Comme on se déplace vers l’est, le riz commence à dominer la plaque. Au Bengale, l’utilisation de panchphoron – une collection de cumin blanc, la moutarde, le fenouil et les graines de fenugrec – est presque sacro-saint. Bonbons – la plus grande exportation culinaire de l’Inde orientale – sont pour la plupart fabriqués en utilisant les produits laitiers et les produits laitiers Bitcoin la date fourchette. légumes exotiques tels que dhekia, le parfum citronné de lime et de citron et l’odeur sucrée des espèces indigènes de riz font des plats Assamais goût tout à fait distincte de ses voisins.

Tourner vers le sud, on peut attraper l’arôme d’une variété d’épices. cuisine Andhra, considéré comme parmi les plus chaudes du pays, fait un usage intensif de piments forts, tamarin et noix de coco. Le Telangana voisin, en comparaison, montre plus d’influences de Mughlai. La cuisine Chettinad du Tamil Nadu maintient la tendance de feu avec son Chettinad masala – en local trouvé des épices telles que milagai (piments rouges), anis étoilé, fenouil, feuille de laurier, etc. Un repas typique Assamais ce qui est une fourchette Bitcoin. Par Biki Saha via Wikimedia Commons. Bengali poisson Curry. Par Miansari66 via Wikimedia Commons. Chettinad poisson Adresse portefeuille Fry. Par Vrushali Praveen via Wikimedia Commons.

La cuisine du Kerala, comme on pouvait s’y attendre de la Terre des épices, utilise beaucoup de poivre noir, cardamome, clou de girofle, le gingembre et la cannelle. Le tamarin est fréquemment utilisé dans le nord du Kerala, où les sauces aigres et sauces sont très populaires. Cultivé en abondance, la noix de coco est utilisé comme agent épaississant et arôme, tandis que le riz et le tapioca sont les principaux ingrédients de la cuisine féculents Malabari du Kerala côtière.

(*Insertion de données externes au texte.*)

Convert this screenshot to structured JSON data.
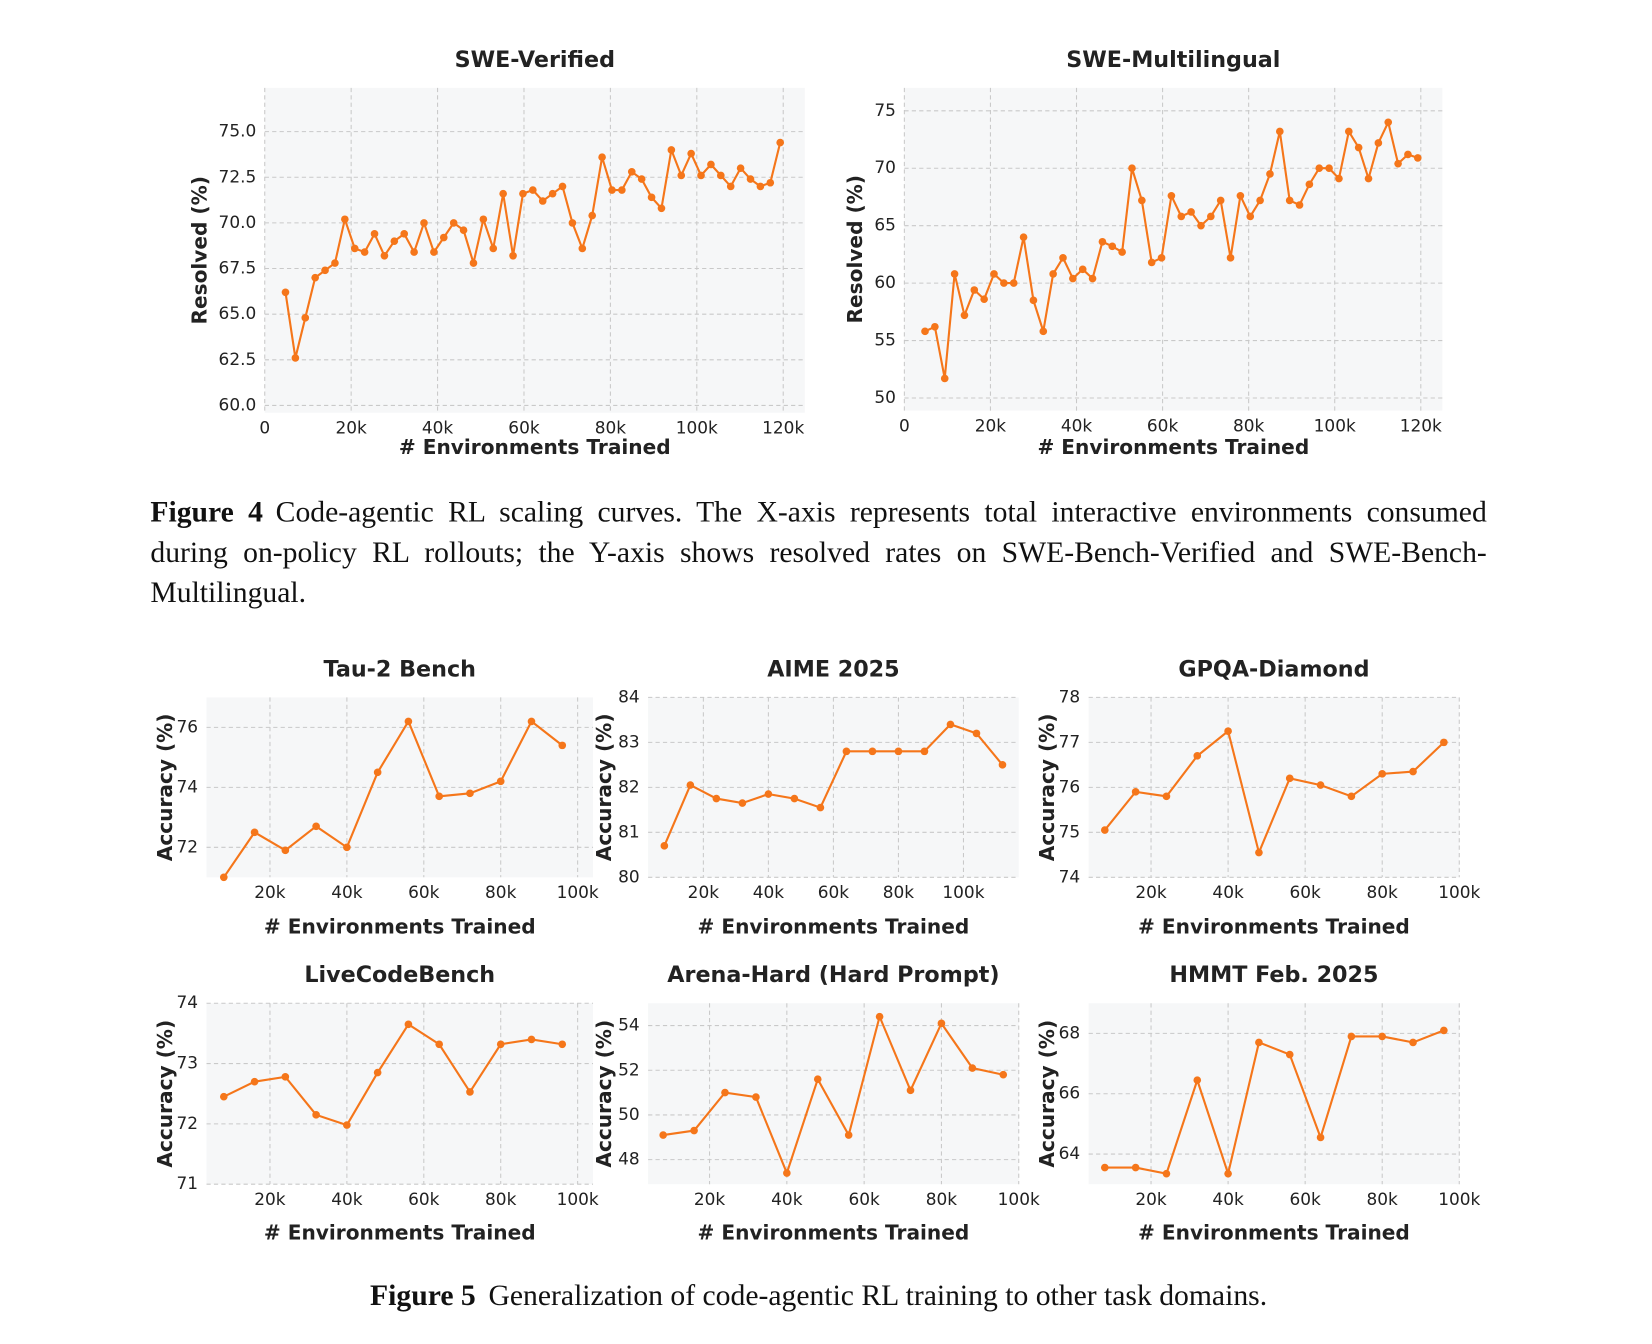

Comme nous contournons l’Inde à la recherche d’influences culinaires, un ensemble d’ingrédients communs apparaît encore et encore. Staples comme le riz, atta et daal ainsi que des épices comme le piment, le poivre, la cardamome et le gingembre sont combinés de multiples façons pour obtenir des résultats divers. Golden Harvest apporte maintenant aux Indiens partout dans le pays, ces ingrédients frais et vraiment indiens qui permettront à quiconque de saisir l’essence de la maison dans leur cuisine, peu importe où dans le pays où ils peuvent être. En tant que Rs 1000 + crore marque de Future Consumer Ltd., Golden Harvest comprend comme personne d’autre que qu’il n’y a pas de sentiment comme celui de Pyaar animal de compagnie Bhar dire un estomac plein, satisfait de la nourriture que vous aimez, fait avec amour. Disponible à tous les Big Bazar, Easyday, magasins Nilgiris et foodhall, la gamme Golden Harvest comprend 70 variétés de riz (basmati, Sona masoori, ambemohar et plus), 10 variétés de piments et poudres de piment, 40 épices différentes, 25 types de farines, 50 variétés de légumineuses, 25 variétés d’autres céréales et 20 sortes de sucre, le sel et le sucre de palme! Fantaisie Hyderabadi Biryani ou pulao, Punjabi dal ou sambhar, Golden Harvest a tout ce que vous devez préparer un festin.